Criteria for the disorder include that the food restriction is not caused by unavailability of food, a cultural practice (eg, religious fasting), physical illness, medical treatment (eg, radiation therapy, chemotherapy), or another eating disorder—particularly anorexia nervosa or bulimia nervosa—and that there is no evidence of a disturbed perception of body weight or shape. However, patients who have a physical disorder that causes decreased food intake but who maintain the decreased intake for much longer than typically expected and to a degree requiring specific intervention may be considered to have avoidant/restrictive food intake disorder.

Avoidant/restrictive food intake disorder typically begins during childhood and may initially resemble the picky eating that is common during childhood—when children refuse to eat certain foods or foods of a certain color, consistency, or odor. However, such food fussiness, unlike avoidant/restrictive food intake disorder, usually involves only a few food items, and the child's appetite, overall food intake, and growth and development are normal. In avoidant/restrictive food intake disorder, nutritional deficiencies can be life threatening, and social functioning (eg, participating in family meals) can be markedly impaired.

When patients first present, clinicians must exclude physical illness as well as other mental disorders that impair appetite and/or intake, including other eating disorders, depression, schizophrenia, and factitious disorder imposed on another.

Behavioral therapy is commonly used to help patients normalize their eating.

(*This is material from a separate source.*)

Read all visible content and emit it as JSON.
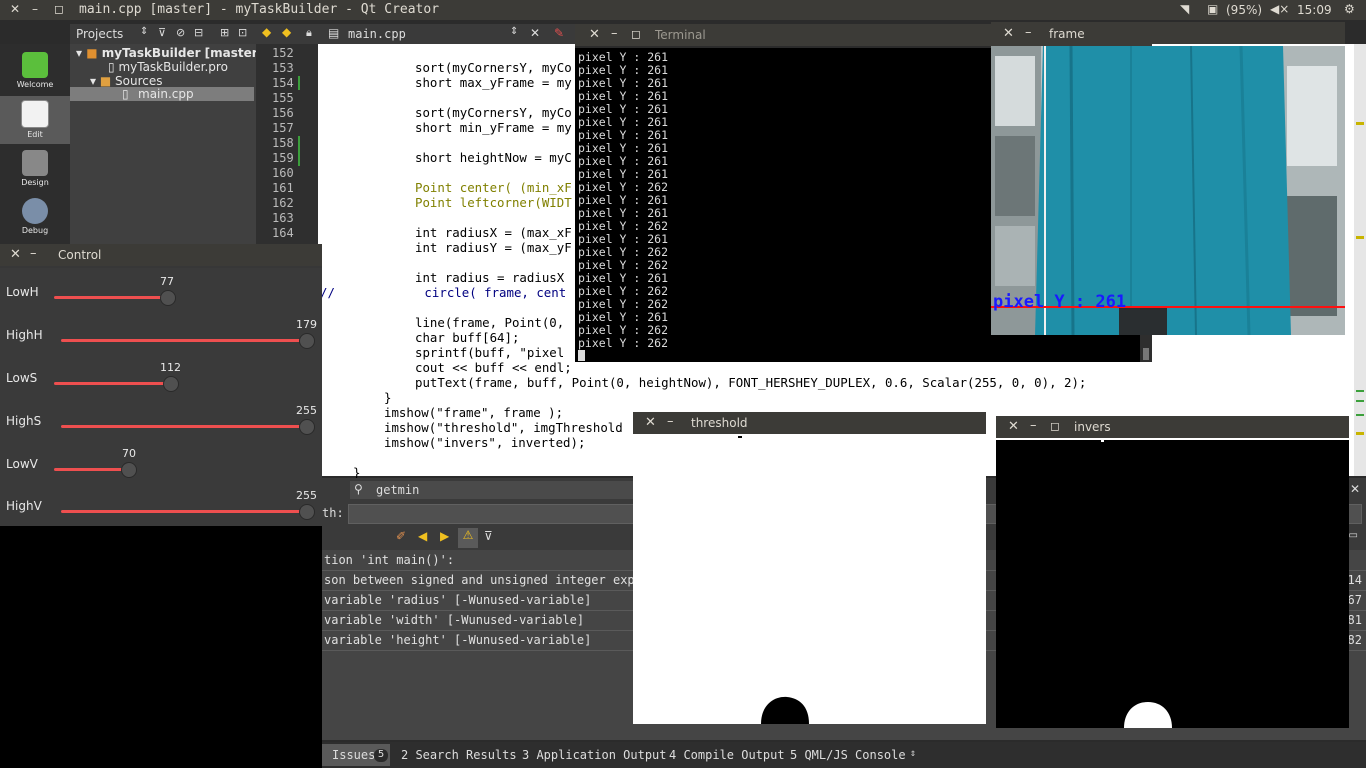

Pica is persistent eating of nonnutritive, nonfood material for ≥ 1 mo when it is not developmentally appropriate (eg, in children < 2 yr, who frequently mouth and ingest a variety of objects) nor part of a cultural tradition (eg, of folk medicine, religious rites, or common practice, such as ingestion of clay (kaolin) in the Georgia Piedmont). Patients tend to eat nontoxic materials (eg, paper, clay, dirt, hair, chalk, string, wool), and usually ingestion does not cause significant medical harm. However, some patients develop complications such as GI obstruction by impacted material, lead poisoning from eating paint chips, and parasitic infestation from eating dirt.

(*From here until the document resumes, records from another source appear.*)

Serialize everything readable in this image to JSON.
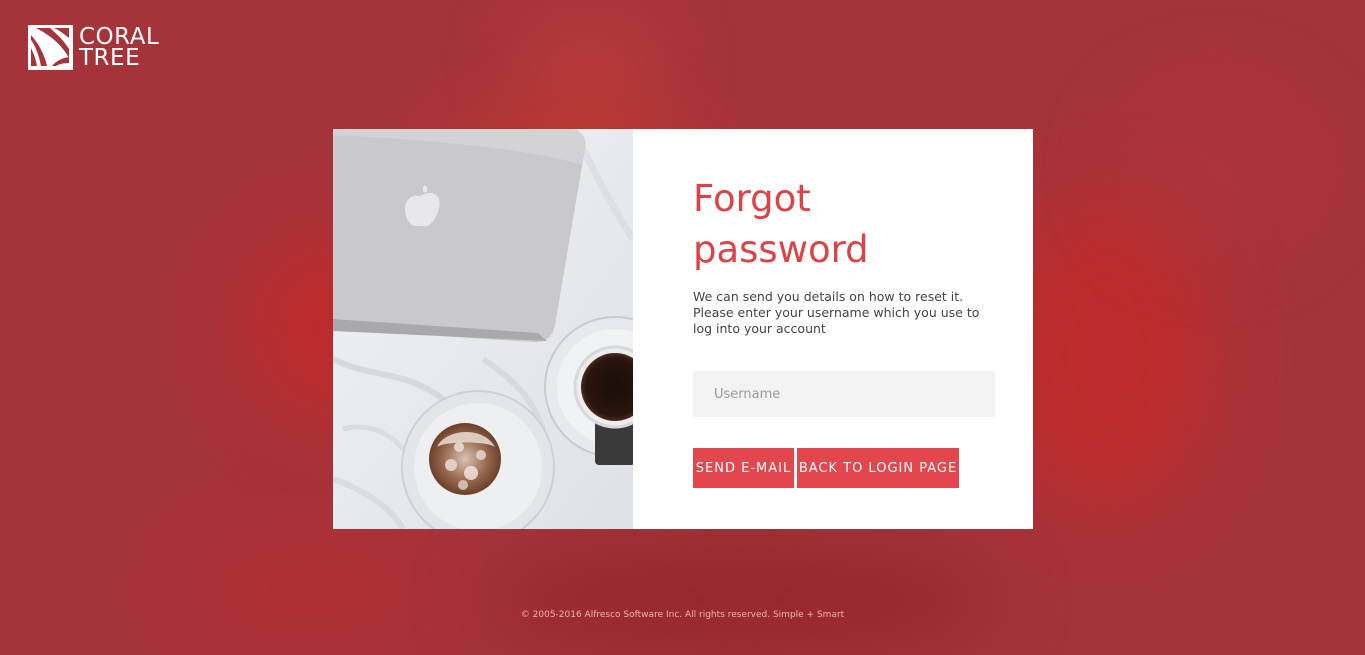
{
  "brand": {
    "line1": "CORAL",
    "line2": "TREE"
  },
  "form": {
    "title_line1": "Forgot",
    "title_line2": "password",
    "description": "We can send you details on how to reset it. Please enter your username which you use to log into your account",
    "username_placeholder": "Username",
    "username_value": "",
    "send_label": "SEND E-MAIL",
    "back_label": "BACK TO LOGIN PAGE"
  },
  "footer": {
    "text": "© 2005-2016 Alfresco Software Inc. All rights reserved. Simple + Smart"
  },
  "colors": {
    "background": "#a5343a",
    "accent": "#e3464c",
    "title": "#dc4347",
    "input_bg": "#f3f3f3"
  },
  "icons": {
    "logo": "coral-tree-logo-icon",
    "photo": "laptop-coffee-cake-photo"
  }
}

Pica itself rarely impairs social functioning, but it often occurs in people with other mental disorders that do impair functioning (eg, autism, intellectual disability, schizophrenia). Pica is also common during pregnancy. Swallowing objects in an attempt to cause self-harm or to falsify illness (see Factitious Disorder Imposed on Self) is not considered pica.

Rumination disorder

In rumination disorder, patients repeatedly regurgitate food after eating, but they have no nausea or involuntary retching. The food may be spit out or reswallowed; some patients rechew the food before reswallowing. The behavior must occur over a period of ≥ 1 mo and must not be caused by a GI disorder that can lead to regurgitation (eg, gastroesophageal reflux, Zenker diverticulum) or by another eating disorder such as anorexia nervosa. Regurgitation occurs several times a week, typically daily.

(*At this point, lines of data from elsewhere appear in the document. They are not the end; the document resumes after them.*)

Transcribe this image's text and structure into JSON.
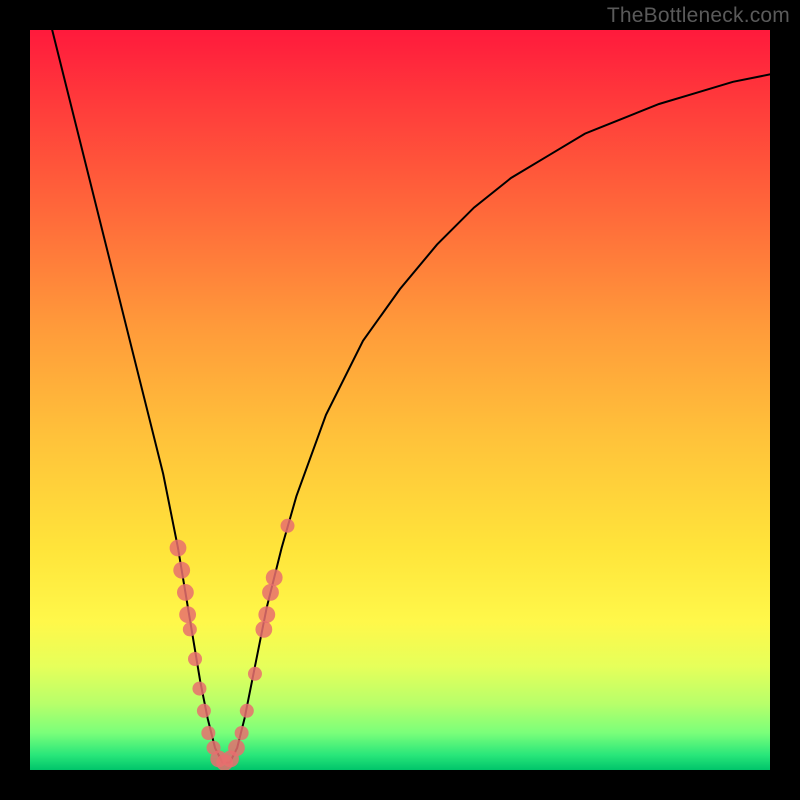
{
  "watermark": "TheBottleneck.com",
  "chart_data": {
    "type": "line",
    "title": "",
    "xlabel": "",
    "ylabel": "",
    "xlim": [
      0,
      100
    ],
    "ylim": [
      0,
      100
    ],
    "series": [
      {
        "name": "bottleneck-curve",
        "x": [
          3,
          5,
          8,
          10,
          12,
          14,
          16,
          18,
          20,
          21,
          22,
          23,
          24,
          25,
          26,
          27,
          28,
          29,
          30,
          32,
          34,
          36,
          40,
          45,
          50,
          55,
          60,
          65,
          70,
          75,
          80,
          85,
          90,
          95,
          100
        ],
        "y": [
          100,
          92,
          80,
          72,
          64,
          56,
          48,
          40,
          30,
          24,
          18,
          12,
          7,
          3,
          1,
          1,
          3,
          7,
          12,
          22,
          30,
          37,
          48,
          58,
          65,
          71,
          76,
          80,
          83,
          86,
          88,
          90,
          91.5,
          93,
          94
        ]
      }
    ],
    "markers": [
      {
        "x": 20.0,
        "y": 30,
        "r": 1.2
      },
      {
        "x": 20.5,
        "y": 27,
        "r": 1.2
      },
      {
        "x": 21.0,
        "y": 24,
        "r": 1.2
      },
      {
        "x": 21.3,
        "y": 21,
        "r": 1.2
      },
      {
        "x": 21.6,
        "y": 19,
        "r": 1.0
      },
      {
        "x": 22.3,
        "y": 15,
        "r": 1.0
      },
      {
        "x": 22.9,
        "y": 11,
        "r": 1.0
      },
      {
        "x": 23.5,
        "y": 8,
        "r": 1.0
      },
      {
        "x": 24.1,
        "y": 5,
        "r": 1.0
      },
      {
        "x": 24.8,
        "y": 3,
        "r": 1.0
      },
      {
        "x": 25.5,
        "y": 1.5,
        "r": 1.2
      },
      {
        "x": 26.3,
        "y": 1.0,
        "r": 1.2
      },
      {
        "x": 27.1,
        "y": 1.5,
        "r": 1.2
      },
      {
        "x": 27.9,
        "y": 3,
        "r": 1.2
      },
      {
        "x": 28.6,
        "y": 5,
        "r": 1.0
      },
      {
        "x": 29.3,
        "y": 8,
        "r": 1.0
      },
      {
        "x": 30.4,
        "y": 13,
        "r": 1.0
      },
      {
        "x": 31.6,
        "y": 19,
        "r": 1.2
      },
      {
        "x": 32.0,
        "y": 21,
        "r": 1.2
      },
      {
        "x": 32.5,
        "y": 24,
        "r": 1.2
      },
      {
        "x": 33.0,
        "y": 26,
        "r": 1.2
      },
      {
        "x": 34.8,
        "y": 33,
        "r": 1.0
      }
    ],
    "marker_color": "#e76f6f",
    "curve_color": "#000000"
  }
}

The regurgitation is volitional (although patients may report not being able to restrain themselves) and often can be directly observed by the clinician. Some patients are aware that the behavior is socially undesirable and attempt to disguise it by putting a hand over their mouth or limiting their food intake. Patients who spit out the regurgitated material or who significantly limit their intake may lose weight or develop nutritional deficiencies.